Discorso a parte merita, secondo me, la versione originaria dell’album, quella solo strumentale, che si può trovare scaricando la “Deluxe Edition”. Mentre la versione finale di “Everything Goes On” procede, infatti, in modo liscio e senza scossoni ma anche senza particolari guizzi, la sua controparte strumentale riesce, a mio avviso, a raggiungere l’obiettivo in modo più ficcante, avvolgendo con maggiore facilità l’ascoltatore nelle sue atmosfere. Non essendo più legate dal comparto vocale, infatti, l’incombenza e la maestosità create dai nostri guadagnano corpo, appropriandosi della scena con un piglio diverso, più consapevole, e dilagando con la coerenza interna che cerco sempre ma che non sempre trovo nelle composizioni strumentali.

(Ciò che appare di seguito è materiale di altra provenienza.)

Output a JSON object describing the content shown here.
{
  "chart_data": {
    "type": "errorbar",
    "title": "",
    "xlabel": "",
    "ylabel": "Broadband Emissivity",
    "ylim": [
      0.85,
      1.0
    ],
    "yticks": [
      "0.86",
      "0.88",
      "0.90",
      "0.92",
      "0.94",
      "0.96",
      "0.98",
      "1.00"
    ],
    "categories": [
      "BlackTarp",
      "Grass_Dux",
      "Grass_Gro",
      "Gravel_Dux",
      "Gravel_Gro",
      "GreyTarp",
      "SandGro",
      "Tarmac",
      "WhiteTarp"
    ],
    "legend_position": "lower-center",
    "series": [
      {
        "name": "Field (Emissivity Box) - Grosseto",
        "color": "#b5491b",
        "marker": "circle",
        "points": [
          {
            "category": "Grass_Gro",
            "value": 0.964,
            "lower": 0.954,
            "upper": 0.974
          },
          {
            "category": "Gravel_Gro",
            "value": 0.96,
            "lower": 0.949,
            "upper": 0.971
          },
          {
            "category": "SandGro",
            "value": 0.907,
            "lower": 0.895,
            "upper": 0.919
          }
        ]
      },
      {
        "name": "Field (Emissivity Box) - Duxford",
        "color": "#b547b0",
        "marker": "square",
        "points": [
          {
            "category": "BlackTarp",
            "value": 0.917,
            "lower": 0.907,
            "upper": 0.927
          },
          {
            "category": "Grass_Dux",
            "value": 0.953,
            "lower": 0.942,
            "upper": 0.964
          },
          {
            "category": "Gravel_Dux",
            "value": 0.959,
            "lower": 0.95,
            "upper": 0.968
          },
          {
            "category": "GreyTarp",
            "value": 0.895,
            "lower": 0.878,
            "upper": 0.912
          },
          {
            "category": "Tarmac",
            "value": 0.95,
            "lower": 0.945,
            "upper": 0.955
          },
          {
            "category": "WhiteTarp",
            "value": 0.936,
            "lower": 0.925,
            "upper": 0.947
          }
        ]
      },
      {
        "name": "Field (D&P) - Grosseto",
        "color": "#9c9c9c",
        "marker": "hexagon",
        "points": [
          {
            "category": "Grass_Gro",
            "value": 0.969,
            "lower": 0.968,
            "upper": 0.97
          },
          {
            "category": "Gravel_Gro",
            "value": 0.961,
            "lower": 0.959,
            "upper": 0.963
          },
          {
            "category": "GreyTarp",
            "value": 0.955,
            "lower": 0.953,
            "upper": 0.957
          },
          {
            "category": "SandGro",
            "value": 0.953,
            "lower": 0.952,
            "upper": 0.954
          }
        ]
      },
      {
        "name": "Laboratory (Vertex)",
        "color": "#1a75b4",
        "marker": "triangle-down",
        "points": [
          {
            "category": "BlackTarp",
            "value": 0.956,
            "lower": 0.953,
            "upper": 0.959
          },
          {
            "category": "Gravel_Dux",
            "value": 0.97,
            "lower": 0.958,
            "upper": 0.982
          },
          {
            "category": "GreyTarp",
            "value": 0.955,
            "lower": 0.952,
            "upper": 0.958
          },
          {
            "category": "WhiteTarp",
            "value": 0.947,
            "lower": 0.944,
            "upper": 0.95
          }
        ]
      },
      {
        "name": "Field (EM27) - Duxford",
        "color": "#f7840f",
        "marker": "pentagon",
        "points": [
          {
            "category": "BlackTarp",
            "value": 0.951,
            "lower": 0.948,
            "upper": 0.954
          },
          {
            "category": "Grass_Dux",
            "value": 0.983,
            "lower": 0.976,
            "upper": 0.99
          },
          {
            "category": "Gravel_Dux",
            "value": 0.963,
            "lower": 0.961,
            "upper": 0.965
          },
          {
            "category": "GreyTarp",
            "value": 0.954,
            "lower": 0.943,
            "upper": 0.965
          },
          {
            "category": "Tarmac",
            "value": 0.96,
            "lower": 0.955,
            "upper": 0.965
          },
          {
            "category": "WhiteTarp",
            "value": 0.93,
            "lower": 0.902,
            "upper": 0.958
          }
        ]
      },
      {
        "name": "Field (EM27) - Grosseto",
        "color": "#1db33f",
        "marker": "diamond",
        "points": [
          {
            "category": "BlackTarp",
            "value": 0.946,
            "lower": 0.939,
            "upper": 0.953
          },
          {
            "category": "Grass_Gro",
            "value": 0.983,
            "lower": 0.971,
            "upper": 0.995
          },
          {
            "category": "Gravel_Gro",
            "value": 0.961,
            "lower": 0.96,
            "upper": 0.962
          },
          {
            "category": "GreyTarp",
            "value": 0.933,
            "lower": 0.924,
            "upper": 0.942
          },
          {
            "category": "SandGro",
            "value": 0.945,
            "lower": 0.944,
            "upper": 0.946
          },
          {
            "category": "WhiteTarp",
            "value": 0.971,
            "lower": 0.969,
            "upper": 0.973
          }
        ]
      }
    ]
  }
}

Tirando le somme, questo “Everything Goes On” non mi è dispiaciuto affatto: pur non inventando nulla nell’ambito power sinfonico, l’album si lascia apprezzare grazie a una resa sonora intrigante, atmosfere ben costruite e un bell’equilibrio tra i diversi elementi che lo compongono.
Ok: le fondamenta ci sono, adesso bisogna tirar su i muri.